3D Drone Video

If you enjoy flying quadcopters, it is a good bet that you’ll have a drone with a camera. It used to be enough to record a video for later viewing, but these days you really want to see a live stream. The really cool setups have goggles so you can feel like you are actually in the cockpit. [Andi2345] decided to go one step further and build a drone that streams 3D video. You can see a video of the system, below.

Outdoors, there’s probably not a lot of advantage to having a 3D view, but it ought to be great for a small indoor drone. The problem is, of course, a small drone doesn’t have a lot of capacity for two cameras. The final product uses two cameras kept in sync with a sync separator IC and a microcontroller, while an analog switch intersperses the frames.
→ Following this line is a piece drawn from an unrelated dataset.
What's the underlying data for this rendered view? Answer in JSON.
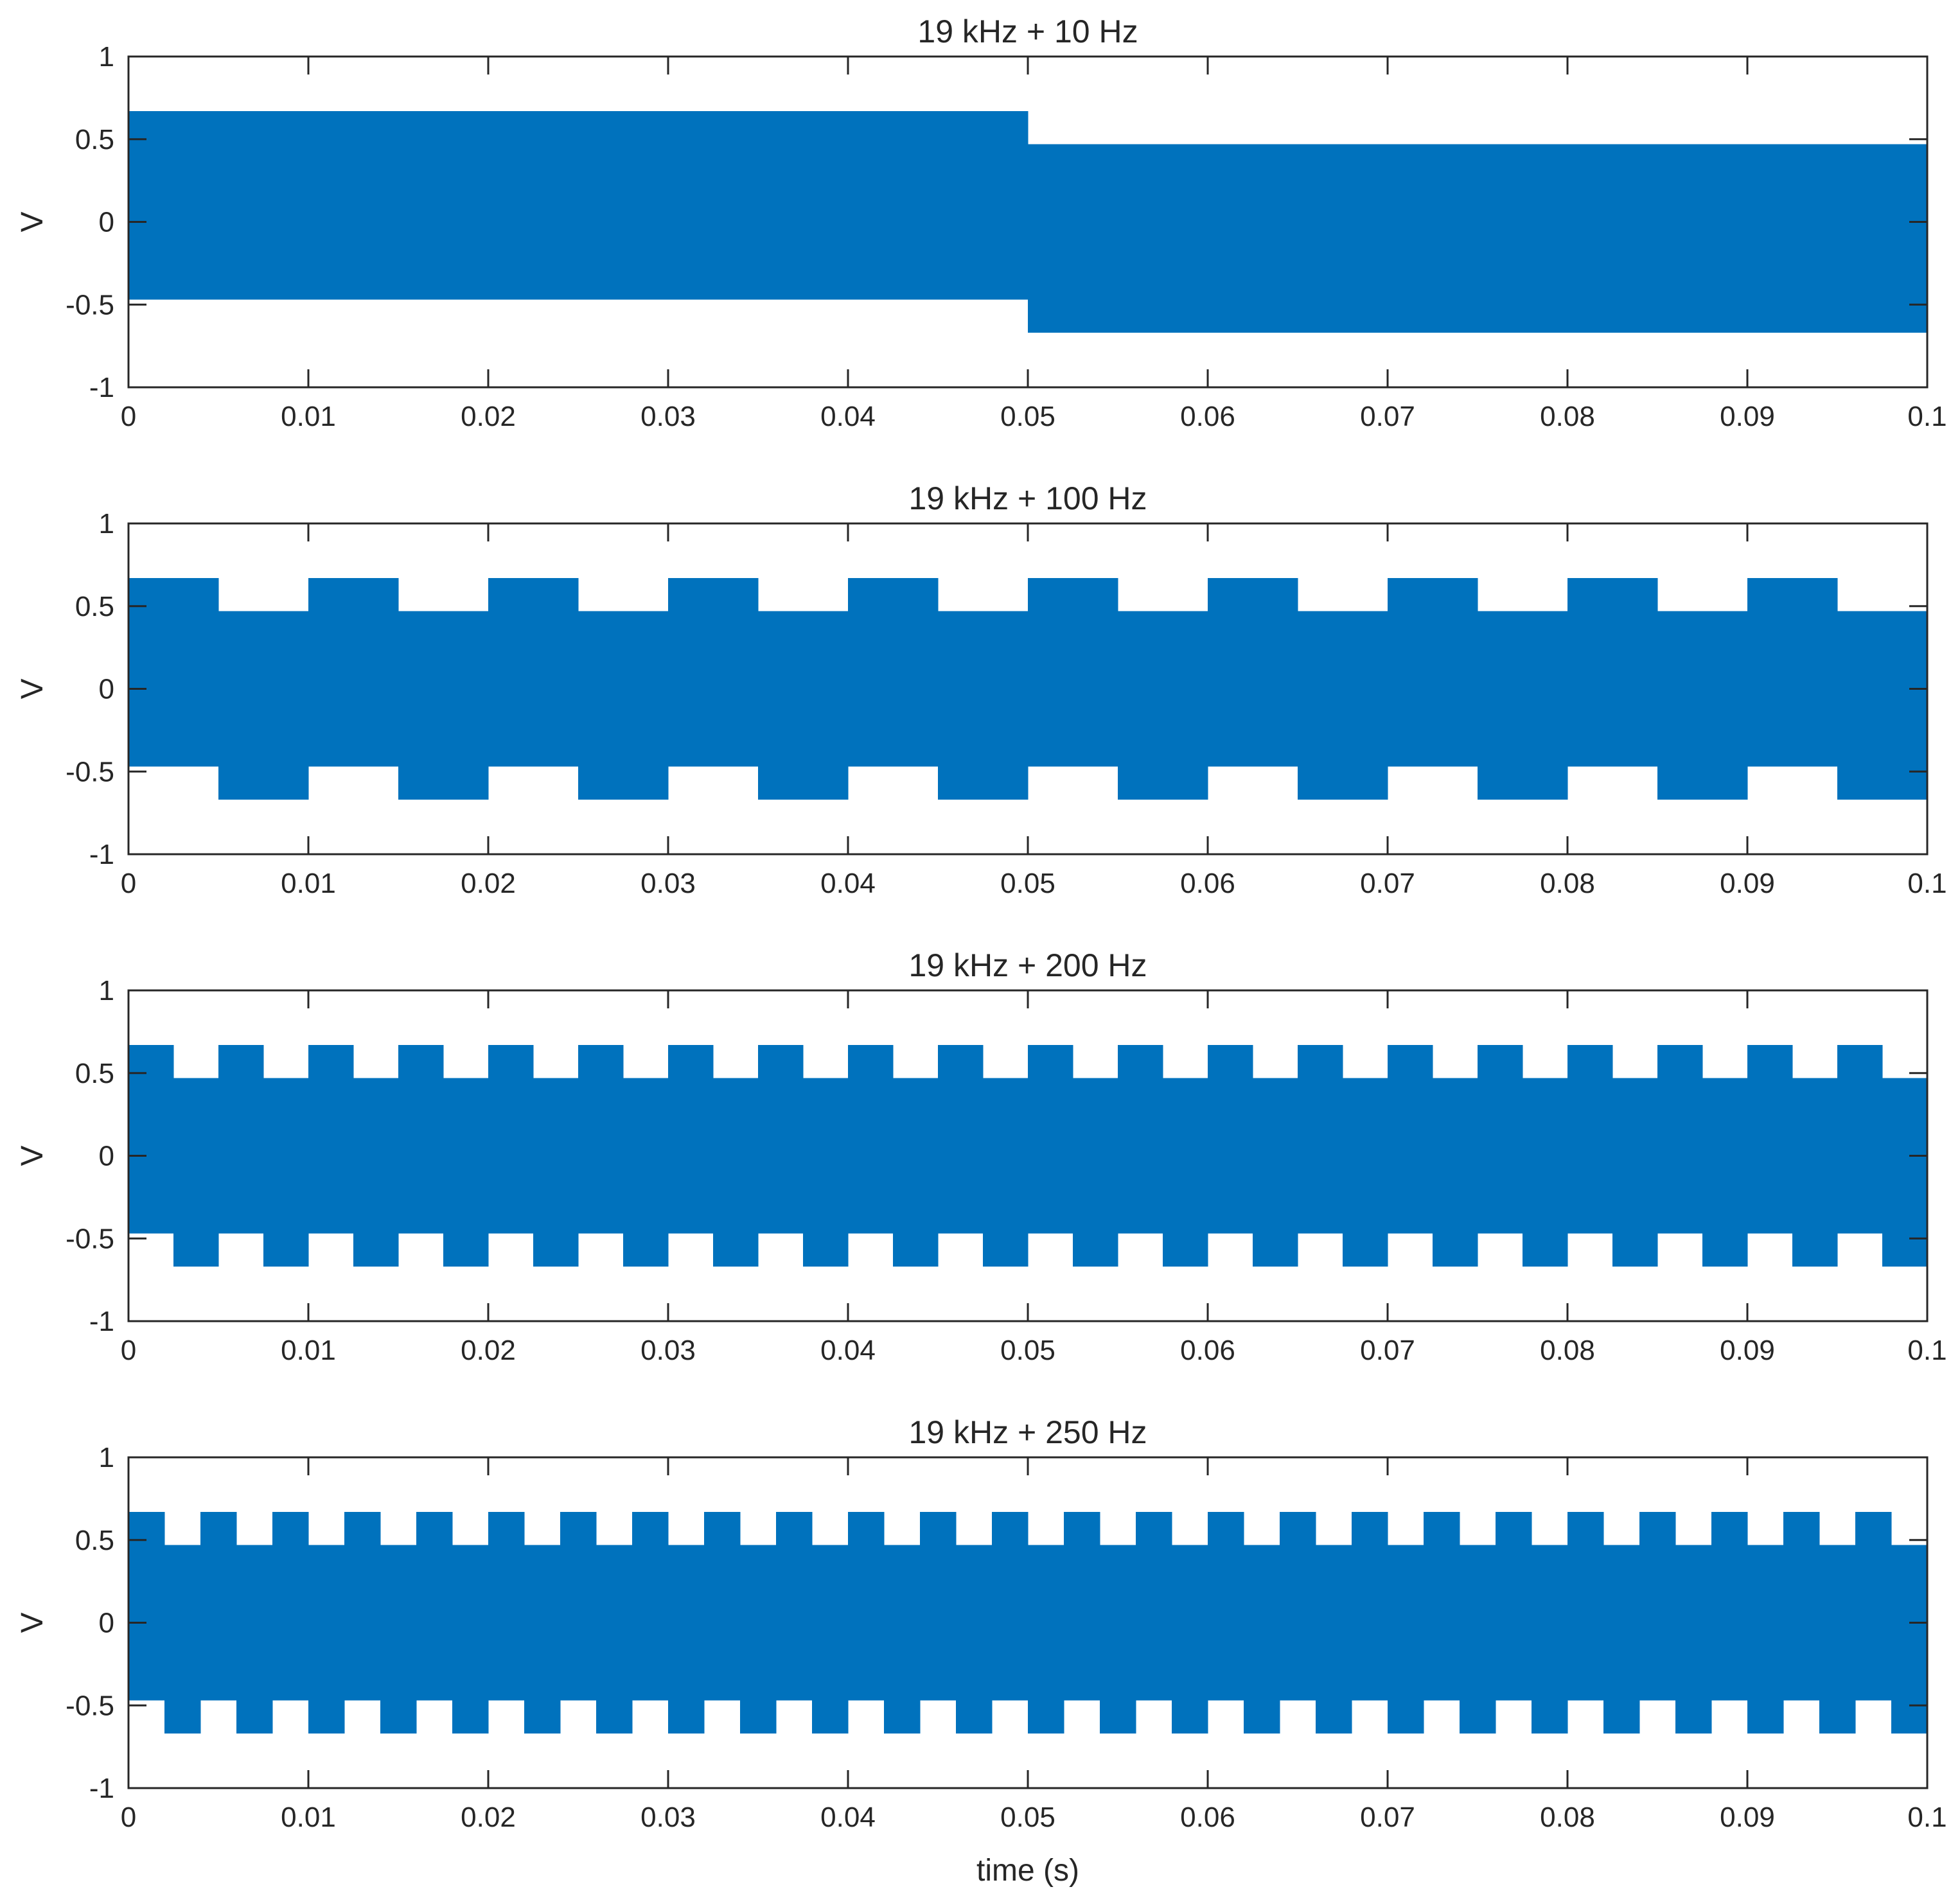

On the viewing side, a USB frame grabber and a Raspberry Pi splits the images again. At first, the system used an LCD screen married with a Google Cardboard-style goggle, but eventually, this became a custom Android application.

The two cameras work best if you can hack them to use the same clock. If you don’t, then one image may appear to roll. This might be less disturbing if you rotate the cameras so that the roll goes right to left instead of up and down. The system introduces about 100 ms of delay which isn’t perfect but is workable, apparently.

Small drones are easy to find, or you can build your own. We’ve seen cameras ganged for 3D before, but never at this small of a scale.